The middle aged woman gave a hearty laugh at her clever Irish satire and the knight smiled grimly as the path narrowed and they edged along a sharp cliff.
“Are you sure?” the knight asked as the path finally started to level out, “that I don’t need to go back and actually, you know, slay the dragon?”
“What?” Mrs. Plumtree demanded with a snort. “Slay Old Gumms? Are ye’ daft?”
“Well it is the usual thing,” the knight said.
“Well it’s the usual thing for dragons to snatch fair maids ain’t it?” Mrs. Plumtree demanded. “And I might'a been fair enough back in the day. My Jack thought so at least but he can swear to the fact that I ain’t no maid. I got four soldiers in the Queen’s Red to prove that now don’t I?”
“Right you are,” the knight muttered as they approached his horse. He had heard enough of that on the walk down.
“Naw my young Sir!” Mrs. Plumtree said brightly. “That bright pig sticker would’na have done a bit to Old Gumms. His hide is tougher that old Widow Smith’s pastry.”

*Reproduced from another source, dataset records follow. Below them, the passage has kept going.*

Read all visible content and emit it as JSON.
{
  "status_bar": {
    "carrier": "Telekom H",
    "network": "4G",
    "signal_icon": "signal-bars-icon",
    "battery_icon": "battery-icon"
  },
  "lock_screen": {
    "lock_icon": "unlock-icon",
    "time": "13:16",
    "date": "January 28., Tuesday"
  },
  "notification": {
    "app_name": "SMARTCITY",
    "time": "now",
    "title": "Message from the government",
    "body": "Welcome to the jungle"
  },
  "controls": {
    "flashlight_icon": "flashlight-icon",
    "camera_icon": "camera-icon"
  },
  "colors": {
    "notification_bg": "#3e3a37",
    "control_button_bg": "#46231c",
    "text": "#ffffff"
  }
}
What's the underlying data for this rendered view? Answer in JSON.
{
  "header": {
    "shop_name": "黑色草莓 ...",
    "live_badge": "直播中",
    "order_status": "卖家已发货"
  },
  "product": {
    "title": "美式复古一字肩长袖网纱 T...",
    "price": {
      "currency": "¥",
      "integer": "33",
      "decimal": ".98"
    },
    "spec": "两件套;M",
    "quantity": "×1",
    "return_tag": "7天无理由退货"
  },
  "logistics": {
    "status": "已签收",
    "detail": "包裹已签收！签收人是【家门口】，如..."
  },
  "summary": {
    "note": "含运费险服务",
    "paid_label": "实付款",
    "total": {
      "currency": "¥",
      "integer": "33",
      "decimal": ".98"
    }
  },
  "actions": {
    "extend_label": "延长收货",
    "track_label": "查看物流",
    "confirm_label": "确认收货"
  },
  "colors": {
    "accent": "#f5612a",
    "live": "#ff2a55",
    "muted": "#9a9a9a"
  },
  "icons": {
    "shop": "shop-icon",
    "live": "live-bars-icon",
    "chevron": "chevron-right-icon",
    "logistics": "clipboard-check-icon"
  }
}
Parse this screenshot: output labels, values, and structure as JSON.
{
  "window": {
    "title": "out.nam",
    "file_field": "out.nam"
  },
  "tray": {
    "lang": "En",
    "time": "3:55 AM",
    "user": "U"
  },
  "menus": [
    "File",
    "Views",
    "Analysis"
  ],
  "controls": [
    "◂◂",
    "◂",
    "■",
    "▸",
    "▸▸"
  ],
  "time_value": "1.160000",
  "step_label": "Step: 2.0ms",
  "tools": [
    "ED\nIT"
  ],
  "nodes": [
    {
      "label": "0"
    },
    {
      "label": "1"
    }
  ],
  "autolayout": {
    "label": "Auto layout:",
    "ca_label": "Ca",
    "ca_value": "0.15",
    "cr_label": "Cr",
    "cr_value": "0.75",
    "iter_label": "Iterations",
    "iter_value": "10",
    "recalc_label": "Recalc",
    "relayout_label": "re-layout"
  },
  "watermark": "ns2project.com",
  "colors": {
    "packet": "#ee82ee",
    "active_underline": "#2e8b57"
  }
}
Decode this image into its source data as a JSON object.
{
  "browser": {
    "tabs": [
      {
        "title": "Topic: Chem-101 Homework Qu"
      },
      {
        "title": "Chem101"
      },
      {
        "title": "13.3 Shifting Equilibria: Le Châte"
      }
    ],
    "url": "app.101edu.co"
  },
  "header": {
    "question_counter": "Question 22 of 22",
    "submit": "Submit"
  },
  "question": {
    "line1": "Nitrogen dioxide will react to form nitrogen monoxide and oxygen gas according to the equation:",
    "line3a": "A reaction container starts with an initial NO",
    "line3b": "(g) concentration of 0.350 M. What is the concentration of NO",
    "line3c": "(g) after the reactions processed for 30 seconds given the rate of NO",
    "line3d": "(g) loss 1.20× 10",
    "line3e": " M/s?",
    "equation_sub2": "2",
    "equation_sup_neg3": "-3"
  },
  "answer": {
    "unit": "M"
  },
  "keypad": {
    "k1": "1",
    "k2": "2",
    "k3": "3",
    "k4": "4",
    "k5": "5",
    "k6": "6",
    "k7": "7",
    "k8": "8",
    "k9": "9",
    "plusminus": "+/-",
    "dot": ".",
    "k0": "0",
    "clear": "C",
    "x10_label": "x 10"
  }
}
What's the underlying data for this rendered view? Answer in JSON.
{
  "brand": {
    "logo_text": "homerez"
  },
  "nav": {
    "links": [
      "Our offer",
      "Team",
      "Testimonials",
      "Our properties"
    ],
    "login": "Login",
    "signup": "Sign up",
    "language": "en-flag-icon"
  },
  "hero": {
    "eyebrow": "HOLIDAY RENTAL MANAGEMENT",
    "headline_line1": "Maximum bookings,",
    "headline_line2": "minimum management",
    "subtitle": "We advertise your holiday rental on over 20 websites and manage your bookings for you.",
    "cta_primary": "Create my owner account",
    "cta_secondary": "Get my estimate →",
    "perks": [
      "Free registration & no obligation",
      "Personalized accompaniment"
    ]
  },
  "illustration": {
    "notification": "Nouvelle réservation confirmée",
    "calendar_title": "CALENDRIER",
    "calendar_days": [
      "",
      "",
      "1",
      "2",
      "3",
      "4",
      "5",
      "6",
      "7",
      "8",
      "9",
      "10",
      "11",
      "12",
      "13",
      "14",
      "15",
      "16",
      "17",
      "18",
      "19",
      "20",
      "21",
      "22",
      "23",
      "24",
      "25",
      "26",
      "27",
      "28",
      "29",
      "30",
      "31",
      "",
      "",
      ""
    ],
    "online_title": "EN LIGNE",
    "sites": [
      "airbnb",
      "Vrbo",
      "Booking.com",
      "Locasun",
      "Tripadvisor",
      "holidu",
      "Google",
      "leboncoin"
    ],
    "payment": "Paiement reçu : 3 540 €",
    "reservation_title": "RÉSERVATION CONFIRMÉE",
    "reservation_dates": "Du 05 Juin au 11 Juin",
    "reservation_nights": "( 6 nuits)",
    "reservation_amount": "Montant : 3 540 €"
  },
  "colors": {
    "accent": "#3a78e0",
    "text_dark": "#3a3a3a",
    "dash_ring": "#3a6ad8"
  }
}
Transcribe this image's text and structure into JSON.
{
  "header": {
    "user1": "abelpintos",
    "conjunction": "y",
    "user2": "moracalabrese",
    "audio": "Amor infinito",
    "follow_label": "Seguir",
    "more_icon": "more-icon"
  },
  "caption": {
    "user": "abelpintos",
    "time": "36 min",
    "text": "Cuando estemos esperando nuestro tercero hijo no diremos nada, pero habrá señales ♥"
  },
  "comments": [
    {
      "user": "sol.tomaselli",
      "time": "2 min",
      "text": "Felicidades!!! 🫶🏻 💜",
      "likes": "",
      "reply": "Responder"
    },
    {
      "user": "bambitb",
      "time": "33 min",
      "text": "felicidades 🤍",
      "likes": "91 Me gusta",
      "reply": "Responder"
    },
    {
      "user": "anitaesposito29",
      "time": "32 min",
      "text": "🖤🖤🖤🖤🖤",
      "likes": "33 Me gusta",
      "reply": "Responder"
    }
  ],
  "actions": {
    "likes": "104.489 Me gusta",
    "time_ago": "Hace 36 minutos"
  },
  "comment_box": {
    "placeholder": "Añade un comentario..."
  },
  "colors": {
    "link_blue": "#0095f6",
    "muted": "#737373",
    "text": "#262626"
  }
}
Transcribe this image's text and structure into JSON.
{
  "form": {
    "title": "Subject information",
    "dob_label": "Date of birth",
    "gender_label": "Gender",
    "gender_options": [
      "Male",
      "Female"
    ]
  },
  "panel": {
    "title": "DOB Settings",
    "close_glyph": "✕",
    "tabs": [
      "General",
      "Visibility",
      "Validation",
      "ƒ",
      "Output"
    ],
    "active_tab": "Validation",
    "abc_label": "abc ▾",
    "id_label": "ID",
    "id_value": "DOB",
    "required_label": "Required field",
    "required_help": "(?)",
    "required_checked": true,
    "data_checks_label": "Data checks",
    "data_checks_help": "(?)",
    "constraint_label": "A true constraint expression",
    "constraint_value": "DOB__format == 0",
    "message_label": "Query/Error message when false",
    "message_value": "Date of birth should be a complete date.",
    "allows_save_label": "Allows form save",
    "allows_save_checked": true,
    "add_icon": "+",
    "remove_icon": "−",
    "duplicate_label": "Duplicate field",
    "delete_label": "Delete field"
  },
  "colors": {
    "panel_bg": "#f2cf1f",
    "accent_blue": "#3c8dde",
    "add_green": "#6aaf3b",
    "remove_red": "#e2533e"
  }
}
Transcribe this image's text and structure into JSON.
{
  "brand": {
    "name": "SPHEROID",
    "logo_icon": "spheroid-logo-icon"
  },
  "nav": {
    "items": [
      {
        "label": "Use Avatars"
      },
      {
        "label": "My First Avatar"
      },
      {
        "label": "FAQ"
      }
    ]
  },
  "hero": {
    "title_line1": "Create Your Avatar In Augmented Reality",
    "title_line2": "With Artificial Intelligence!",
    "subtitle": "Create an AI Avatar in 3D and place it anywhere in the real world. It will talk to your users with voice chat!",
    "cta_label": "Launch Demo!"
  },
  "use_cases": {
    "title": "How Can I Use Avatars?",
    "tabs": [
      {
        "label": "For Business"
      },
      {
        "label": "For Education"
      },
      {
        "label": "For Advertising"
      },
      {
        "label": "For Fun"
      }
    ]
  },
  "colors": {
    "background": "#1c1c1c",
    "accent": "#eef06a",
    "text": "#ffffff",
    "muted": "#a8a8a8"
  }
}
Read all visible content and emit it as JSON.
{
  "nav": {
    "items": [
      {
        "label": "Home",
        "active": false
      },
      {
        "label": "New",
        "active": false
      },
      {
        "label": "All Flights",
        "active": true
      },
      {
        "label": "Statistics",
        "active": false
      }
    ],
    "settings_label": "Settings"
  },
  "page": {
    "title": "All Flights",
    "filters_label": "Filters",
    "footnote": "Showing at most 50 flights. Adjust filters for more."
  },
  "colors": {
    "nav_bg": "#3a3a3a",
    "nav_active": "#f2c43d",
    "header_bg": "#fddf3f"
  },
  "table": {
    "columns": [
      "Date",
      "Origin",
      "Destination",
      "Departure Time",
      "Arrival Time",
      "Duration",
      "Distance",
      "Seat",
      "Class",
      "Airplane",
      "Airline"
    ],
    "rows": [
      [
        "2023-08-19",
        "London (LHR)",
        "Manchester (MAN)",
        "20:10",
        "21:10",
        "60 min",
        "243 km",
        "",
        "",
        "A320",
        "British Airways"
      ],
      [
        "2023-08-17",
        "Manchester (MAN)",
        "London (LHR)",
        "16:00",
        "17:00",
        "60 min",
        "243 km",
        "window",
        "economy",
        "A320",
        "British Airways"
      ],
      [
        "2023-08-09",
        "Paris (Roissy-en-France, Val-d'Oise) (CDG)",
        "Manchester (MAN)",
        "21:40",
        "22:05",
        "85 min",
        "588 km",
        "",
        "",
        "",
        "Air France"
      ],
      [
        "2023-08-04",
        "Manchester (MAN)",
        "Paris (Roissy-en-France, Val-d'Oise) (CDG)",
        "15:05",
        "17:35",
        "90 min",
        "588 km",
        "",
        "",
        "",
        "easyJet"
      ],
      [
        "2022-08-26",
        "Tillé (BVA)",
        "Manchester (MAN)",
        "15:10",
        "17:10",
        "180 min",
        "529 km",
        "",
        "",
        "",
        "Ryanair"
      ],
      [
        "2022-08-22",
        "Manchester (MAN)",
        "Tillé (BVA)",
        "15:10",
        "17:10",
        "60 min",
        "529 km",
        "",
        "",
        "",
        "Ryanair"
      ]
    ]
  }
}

“Are you ready to mount up?” The knight said, kneeling to offer his knee to aid the portly woman.
Mrs. Plumtree burst into raucous laughter and shook her head. “Up on that terrible beast? Not on your life young Sir! No, I’ll trot on home on my own two legs. Good day Sir.”
The knight stared blankly out after the woman and wondered idly why on earth the Queen had even bothered sending him on this quest. Mrs. Plumtree seemed to have the situation well in hand.